I have been reading "Set theory" of T. Jech. I saw a proof of "Every perfect subset (in $\mathbb{R}$) has cardinality $\mathfrak{c}$". Here is this proof:
Proof: Given a perfect set $P$, we want to find a one-to-one function $F$ from $\{0,1\}^\omega$ into $P$. Let $S$ be a set of all finite sequence of 0's and 1's. By induction on the length of $s\in S$ one can find closed intervals $I_s$ s.t. for each $n$ and all $s\in S$ of length $n$,
(i) $I_s\cap P$ is perfect,
(ii) the diameter of $I_s$ is $\le 1/n$,
(iii) $I_{s\frown 0}\subset I_s$, $I_{s\frown 1}\subset I_s$ and $I_{s\frown 0}\cap I_{s\frown 1}=\varnothing$.
(The rest is omitted.)
But I do not understand this proof. Especially, I do not understand about existence of $I_s$. I think $I_s$ can be taken by without the axiom of choice, but I cannot find out this method. Thanks for any help.
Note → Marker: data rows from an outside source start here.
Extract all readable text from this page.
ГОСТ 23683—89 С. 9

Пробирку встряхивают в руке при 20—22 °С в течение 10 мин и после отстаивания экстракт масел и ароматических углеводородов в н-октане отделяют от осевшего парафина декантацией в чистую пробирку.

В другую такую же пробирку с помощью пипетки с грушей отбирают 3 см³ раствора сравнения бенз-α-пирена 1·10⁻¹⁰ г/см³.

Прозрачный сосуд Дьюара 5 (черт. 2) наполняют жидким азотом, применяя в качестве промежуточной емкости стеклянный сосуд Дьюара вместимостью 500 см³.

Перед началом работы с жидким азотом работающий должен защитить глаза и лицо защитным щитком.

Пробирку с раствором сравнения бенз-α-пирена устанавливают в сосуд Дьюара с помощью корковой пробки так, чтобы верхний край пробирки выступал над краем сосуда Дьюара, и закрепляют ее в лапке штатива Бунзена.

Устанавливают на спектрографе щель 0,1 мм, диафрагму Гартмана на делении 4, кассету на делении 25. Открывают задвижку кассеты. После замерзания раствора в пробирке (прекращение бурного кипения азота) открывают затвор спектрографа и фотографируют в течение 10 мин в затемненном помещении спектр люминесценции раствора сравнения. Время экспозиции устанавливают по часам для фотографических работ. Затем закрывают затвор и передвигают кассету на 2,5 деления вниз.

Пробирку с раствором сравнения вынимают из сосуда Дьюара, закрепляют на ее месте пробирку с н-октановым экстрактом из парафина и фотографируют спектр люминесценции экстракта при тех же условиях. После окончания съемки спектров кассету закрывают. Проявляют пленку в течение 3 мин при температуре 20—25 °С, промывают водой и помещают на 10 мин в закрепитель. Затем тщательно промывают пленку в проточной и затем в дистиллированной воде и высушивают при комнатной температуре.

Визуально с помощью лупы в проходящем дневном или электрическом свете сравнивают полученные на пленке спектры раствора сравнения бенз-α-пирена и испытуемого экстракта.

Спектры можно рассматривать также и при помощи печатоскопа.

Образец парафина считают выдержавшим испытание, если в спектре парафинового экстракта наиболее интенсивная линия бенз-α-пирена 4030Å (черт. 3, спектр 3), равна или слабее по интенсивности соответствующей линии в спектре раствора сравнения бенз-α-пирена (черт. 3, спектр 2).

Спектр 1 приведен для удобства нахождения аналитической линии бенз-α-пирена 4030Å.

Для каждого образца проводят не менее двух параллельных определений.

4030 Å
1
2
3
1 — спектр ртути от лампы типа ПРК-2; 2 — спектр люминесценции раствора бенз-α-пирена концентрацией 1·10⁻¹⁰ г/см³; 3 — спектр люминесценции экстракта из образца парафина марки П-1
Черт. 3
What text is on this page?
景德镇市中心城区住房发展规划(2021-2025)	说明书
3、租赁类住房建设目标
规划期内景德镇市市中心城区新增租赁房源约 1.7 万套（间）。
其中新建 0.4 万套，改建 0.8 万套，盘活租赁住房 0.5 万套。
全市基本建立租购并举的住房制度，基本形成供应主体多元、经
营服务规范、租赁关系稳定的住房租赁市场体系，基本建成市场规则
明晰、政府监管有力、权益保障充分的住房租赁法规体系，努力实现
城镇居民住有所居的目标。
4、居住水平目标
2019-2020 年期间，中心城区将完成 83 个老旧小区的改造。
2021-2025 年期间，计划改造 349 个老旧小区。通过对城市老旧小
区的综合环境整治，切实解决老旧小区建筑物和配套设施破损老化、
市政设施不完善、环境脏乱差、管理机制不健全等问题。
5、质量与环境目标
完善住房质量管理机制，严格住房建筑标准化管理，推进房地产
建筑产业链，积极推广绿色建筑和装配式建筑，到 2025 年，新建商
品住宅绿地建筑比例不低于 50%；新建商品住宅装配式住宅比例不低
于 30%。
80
As Jech says, the construction of the sets $I_s$ is by induction on the length of $s$. So suppose we already have $I_s$ for a certain $s\in S$ of length $n$, and we want to find suitable $I_{s^\frown0}$ and $I_{s^\frown1}$. Since $I_s\cap P$ is perfect, it contains two points $a$ and $b$ that are not endpoints of $I_s$. Let $r$ be a positive number smaller than all of the following: $1/(n+1)$, the distance between $a$ and $b$, the distance from $a$ to the nearer endpoint of $I_s$, and the distance from $b$ to the nearer endpoint of $I_s$. As a first guess, let $I_{s^\frown0}$ and $I_{s^\frown1}$ be the closed intervals of length $r$ centered at $a$ and at $b$, respectively. Conditions (ii) and (iii) are satisfied because of our choice of $r$. Condition (i) might fail, but only if an endpoint of $I_{s^\frown0}$ or $I_{s^\frown1}$ is isolated in $I_{s^\frown0}\cap P$ or $I_{s^\frown1}\cap P$; in that case, shrink the two intervals slightly to achieve (i); the shrinking only helps (ii) and (iii).